Sewelam Nasser, Oshima Yoshimi, Mitsuda Nobutaka, Ohme-Takagi Masaru
Bioproduction Research Institute, National Institute of Advanced Industrial Science and Technology (AIST), Tsukuba, 305-8566, Japan; Botany Department, Faculty of Science, Tanta University, 31527, Tanta, Egypt.
Plant Cell Environ. 2014 Sep;37(9):2024-35. doi: 10.1111/pce.12274. Epub 2014 Feb 20.
In natural habitats, especially in arid areas, plants are often simultaneously exposed to multiple abiotic stresses, such as salt, osmotic and heat stresses. However, most analyses of gene expression in stress responses examine individual stresses. In this report, we compare gene expression in individual and combined stresses. We show that combined stress treatments with salt, mannitol and heat induce a unique pattern of gene expression that is not a simple merge of the individual stress responses.
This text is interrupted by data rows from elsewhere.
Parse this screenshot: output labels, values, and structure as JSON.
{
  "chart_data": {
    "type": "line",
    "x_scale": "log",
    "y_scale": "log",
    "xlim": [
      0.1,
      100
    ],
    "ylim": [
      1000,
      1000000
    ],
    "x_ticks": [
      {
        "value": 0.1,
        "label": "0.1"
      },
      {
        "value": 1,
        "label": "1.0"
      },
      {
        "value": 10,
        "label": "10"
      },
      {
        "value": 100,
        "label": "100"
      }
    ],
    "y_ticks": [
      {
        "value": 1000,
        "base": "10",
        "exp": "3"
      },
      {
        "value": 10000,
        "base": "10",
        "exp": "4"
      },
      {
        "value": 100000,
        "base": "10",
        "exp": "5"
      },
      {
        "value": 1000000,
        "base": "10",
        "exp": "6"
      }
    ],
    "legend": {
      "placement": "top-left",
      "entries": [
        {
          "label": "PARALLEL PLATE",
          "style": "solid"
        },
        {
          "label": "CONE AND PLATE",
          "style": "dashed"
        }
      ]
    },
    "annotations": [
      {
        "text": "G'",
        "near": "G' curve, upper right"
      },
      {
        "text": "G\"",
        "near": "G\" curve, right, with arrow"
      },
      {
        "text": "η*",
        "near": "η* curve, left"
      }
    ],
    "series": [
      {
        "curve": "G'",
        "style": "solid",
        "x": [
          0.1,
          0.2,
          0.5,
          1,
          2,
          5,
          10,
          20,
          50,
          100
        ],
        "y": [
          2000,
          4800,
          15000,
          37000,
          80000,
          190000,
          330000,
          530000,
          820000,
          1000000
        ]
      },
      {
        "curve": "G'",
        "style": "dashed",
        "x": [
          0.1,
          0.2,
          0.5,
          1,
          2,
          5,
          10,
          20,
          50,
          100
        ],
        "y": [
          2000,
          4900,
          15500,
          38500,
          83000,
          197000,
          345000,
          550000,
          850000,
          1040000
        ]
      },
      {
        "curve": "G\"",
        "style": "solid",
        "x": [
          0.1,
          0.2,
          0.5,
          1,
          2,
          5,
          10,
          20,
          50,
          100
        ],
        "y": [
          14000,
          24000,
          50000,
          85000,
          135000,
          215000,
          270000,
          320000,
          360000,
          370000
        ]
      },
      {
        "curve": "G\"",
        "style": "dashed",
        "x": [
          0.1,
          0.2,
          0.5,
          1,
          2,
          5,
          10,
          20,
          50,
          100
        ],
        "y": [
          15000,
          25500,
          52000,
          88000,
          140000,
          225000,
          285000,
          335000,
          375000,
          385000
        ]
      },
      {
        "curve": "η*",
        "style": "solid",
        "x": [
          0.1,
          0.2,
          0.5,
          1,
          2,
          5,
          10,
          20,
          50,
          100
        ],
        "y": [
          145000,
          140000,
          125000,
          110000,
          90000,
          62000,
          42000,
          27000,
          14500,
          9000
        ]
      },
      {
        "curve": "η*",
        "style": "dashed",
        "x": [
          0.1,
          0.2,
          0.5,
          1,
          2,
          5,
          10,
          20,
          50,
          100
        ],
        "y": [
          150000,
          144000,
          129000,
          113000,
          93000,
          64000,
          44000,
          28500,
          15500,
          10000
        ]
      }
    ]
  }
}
Under multiple stress conditions, expression of most heat and salt stress-responsive genes increased to levels similar to or higher than those measured in single stress conditions, but osmotic stress-responsive genes increased to lower levels. Genes up-regulated to higher levels under multiple stress condition than single stress conditions include genes for heat shock proteins, heat shock regulators and late embryogenesis abundant proteins (LEAs), which protect other proteins from damage caused by stresses, suggesting their importance in multiple stress condition. Based on this analysis, we identify candidate genes for engineering crop plants tolerant to multiple stresses.
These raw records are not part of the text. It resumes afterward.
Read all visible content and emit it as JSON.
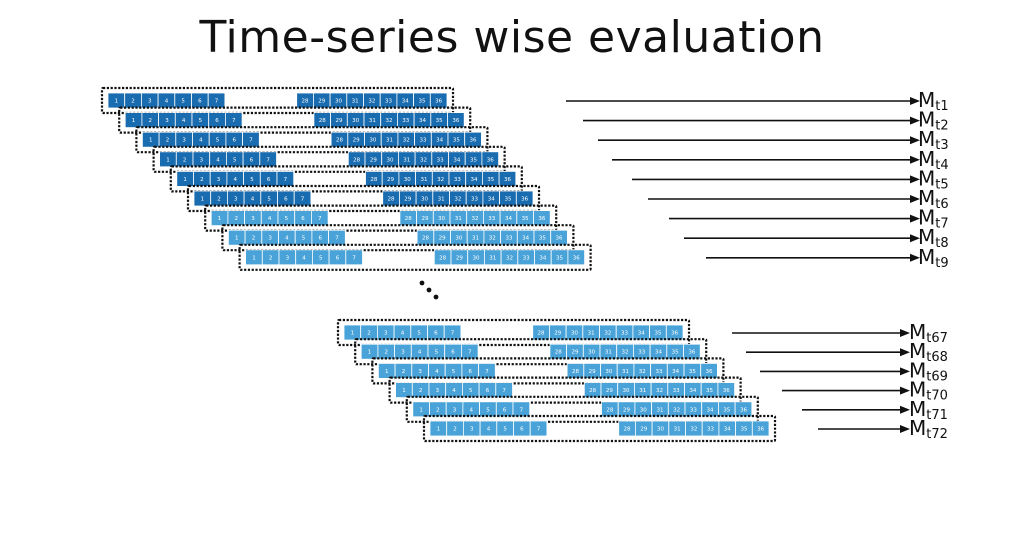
{
  "title": "Time-series wise evaluation",
  "cells_left": [
    "1",
    "2",
    "3",
    "4",
    "5",
    "6",
    "7"
  ],
  "cells_right": [
    "28",
    "29",
    "30",
    "31",
    "32",
    "33",
    "34",
    "35",
    "36"
  ],
  "ellipsis": "...",
  "colors": {
    "dark_blue": "#1a6cb0",
    "light_blue": "#4aa3d8",
    "cell_border": "#ffffff",
    "window_border": "#111111",
    "arrow": "#111111"
  },
  "top_group": [
    {
      "letter": "M",
      "sub": "t1",
      "shade": "dark"
    },
    {
      "letter": "M",
      "sub": "t2",
      "shade": "dark"
    },
    {
      "letter": "M",
      "sub": "t3",
      "shade": "dark"
    },
    {
      "letter": "M",
      "sub": "t4",
      "shade": "dark"
    },
    {
      "letter": "M",
      "sub": "t5",
      "shade": "dark"
    },
    {
      "letter": "M",
      "sub": "t6",
      "shade": "dark"
    },
    {
      "letter": "M",
      "sub": "t7",
      "shade": "light"
    },
    {
      "letter": "M",
      "sub": "t8",
      "shade": "light"
    },
    {
      "letter": "M",
      "sub": "t9",
      "shade": "light"
    }
  ],
  "bottom_group": [
    {
      "letter": "M",
      "sub": "t67",
      "shade": "light"
    },
    {
      "letter": "M",
      "sub": "t68",
      "shade": "light"
    },
    {
      "letter": "M",
      "sub": "t69",
      "shade": "light"
    },
    {
      "letter": "M",
      "sub": "t70",
      "shade": "light"
    },
    {
      "letter": "M",
      "sub": "t71",
      "shade": "light"
    },
    {
      "letter": "M",
      "sub": "t72",
      "shade": "light"
    }
  ]
}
在自然栖息地,尤其是干旱地区,植物常常同时遭受多种非生物胁迫,如盐胁迫、渗透胁迫和热胁迫。然而,大多数关于胁迫响应中基因表达的分析都只研究单一胁迫。在本报告中,我们比较了单一胁迫和复合胁迫下的基因表达情况。我们发现,盐、甘露醇和热的复合胁迫处理会诱导出一种独特的基因表达模式,并非单个胁迫响应的简单叠加。在多重胁迫条件下,大多数热胁迫和盐胁迫响应基因的表达水平升高至与单一胁迫条件下相当或更高的水平,但渗透胁迫响应基因的表达水平升高幅度较小。在多重胁迫条件下上调至比单一胁迫条件更高水平的基因包括热休克蛋白基因、热休克调节因子基因和晚期胚胎发生丰富蛋白(LEA)基因,这些基因可保护其他蛋白质免受胁迫造成的损伤,表明它们在多重胁迫条件下具有重要作用。基于此分析,我们鉴定出了用于培育耐多重胁迫作物的候选基因。